Maestro(s) : Les non-dits comme partition

Chez les Dumar, le père et le fils sont tous deux de grands chefs d’orchestre. L’un, Denis (Yvan Attal), brillant dans son genre, exalté, non conventionnel est en pleine ascension, l’autre, François(Pierre Arditi), référence dans le milieu achève une carrière internationale et ne cache pas son amertume envers ce fils au sommet de la reconnaissance. Une rivalité qui atteindra son apogée lorsqu’un quiproquo viendra mettre en porte-à-faux des rapports déjà compliqués. Contacté pour prendre la direction de la Scala de Milan, François voit le rêve de sa vie se réaliser, l’apothéose de sa carrière, mais très rapidement Denis apprend que la secrétaire s’est trompée de Dumar. C’est en réalité lui, le fils, qui a été choisi. Comment annoncer à son propre père qu’on va lui voler son rêve ? Dans l’écrin sensationnel de la musique classique, Bruno Chiche explore la complexité des rapports père-fils. 

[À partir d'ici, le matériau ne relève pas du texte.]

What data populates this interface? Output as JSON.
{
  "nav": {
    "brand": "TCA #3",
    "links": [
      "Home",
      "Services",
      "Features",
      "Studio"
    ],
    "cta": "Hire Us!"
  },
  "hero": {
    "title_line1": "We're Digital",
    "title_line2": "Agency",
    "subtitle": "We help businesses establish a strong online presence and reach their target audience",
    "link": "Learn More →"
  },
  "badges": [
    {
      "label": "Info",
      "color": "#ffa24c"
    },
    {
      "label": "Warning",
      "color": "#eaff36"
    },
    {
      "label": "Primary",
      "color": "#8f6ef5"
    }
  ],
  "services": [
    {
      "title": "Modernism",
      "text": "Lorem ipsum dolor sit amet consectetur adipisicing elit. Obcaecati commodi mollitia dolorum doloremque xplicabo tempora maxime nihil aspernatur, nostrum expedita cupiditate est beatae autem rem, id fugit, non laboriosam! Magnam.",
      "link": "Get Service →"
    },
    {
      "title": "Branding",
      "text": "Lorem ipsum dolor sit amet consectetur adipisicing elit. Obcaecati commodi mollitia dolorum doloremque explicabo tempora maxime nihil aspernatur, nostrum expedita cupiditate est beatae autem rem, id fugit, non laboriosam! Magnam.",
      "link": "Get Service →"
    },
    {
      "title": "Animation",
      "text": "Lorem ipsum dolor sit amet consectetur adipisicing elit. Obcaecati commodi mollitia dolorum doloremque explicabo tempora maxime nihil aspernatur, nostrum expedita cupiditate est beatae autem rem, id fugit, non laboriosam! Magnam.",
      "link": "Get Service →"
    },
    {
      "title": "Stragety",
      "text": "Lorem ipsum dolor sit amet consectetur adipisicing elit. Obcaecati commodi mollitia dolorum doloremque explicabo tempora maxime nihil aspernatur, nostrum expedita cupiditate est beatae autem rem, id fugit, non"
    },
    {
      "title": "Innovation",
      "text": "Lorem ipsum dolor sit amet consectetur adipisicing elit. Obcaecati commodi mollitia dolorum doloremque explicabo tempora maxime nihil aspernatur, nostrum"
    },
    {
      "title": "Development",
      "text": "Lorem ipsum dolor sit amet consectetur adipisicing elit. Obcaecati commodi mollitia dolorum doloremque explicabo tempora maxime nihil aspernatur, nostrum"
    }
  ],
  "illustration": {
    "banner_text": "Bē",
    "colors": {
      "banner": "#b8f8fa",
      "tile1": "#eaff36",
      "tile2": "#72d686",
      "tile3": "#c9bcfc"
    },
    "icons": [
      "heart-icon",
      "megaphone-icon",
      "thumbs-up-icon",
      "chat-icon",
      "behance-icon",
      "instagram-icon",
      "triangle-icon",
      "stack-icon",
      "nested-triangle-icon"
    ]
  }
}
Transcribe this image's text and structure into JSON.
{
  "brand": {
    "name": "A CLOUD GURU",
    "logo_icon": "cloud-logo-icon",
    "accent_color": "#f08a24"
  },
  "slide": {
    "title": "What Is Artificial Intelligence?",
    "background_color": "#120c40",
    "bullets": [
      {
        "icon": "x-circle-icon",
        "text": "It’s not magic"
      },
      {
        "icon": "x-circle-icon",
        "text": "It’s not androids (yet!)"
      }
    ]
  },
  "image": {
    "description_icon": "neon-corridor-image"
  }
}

Davantage qu’un film sur l’univers de la musique classique, Maestro(s) traite d’une relation père-fils compliquée. Pourquoi avoir choisi d’aborder ce sujet ?
Bruno Chiche : J’ai un père qui vieillit et avec qui je regrette de ne pas avoir parlé davantage. J’ai également un fils de dix-sept ans et j’avais envie de raconter les rapports familiaux. Concours de circonstances, mon producteur et ami Philippe Rousselet m’apprend qu’il a une option sur les droits de remake de Footnote, un film de Joseph Cedar qui parle d’un quiproquo mettant en porte-à-faux un fils vis à vis de son père. J’ai vu le film et effectivement il m’a beaucoup inspiré, mais je n’en ai pas fait un remake. Par exemple, les deux personnages principaux de Footnote sont des chercheurs universitaires qui travaillent sur la Torah. Pour ma part, je pitchais à une amie chanteuse lyrique mon scénario à propos de la rivalité père-fils et elle me dit que c’est exactement l’histoire de son beau-père et de son mari. Tous deux chefs d’orchestre, le beau-père rêvait de jouer à Bayreuth et c’est son fils qui a été appelé.  Elle m’a raconté le bordel que ça avait mis dans la famille. Je suis sorti du déjeuner et j’ai réécrit tout le scénario en l’adaptant au milieu de la musique.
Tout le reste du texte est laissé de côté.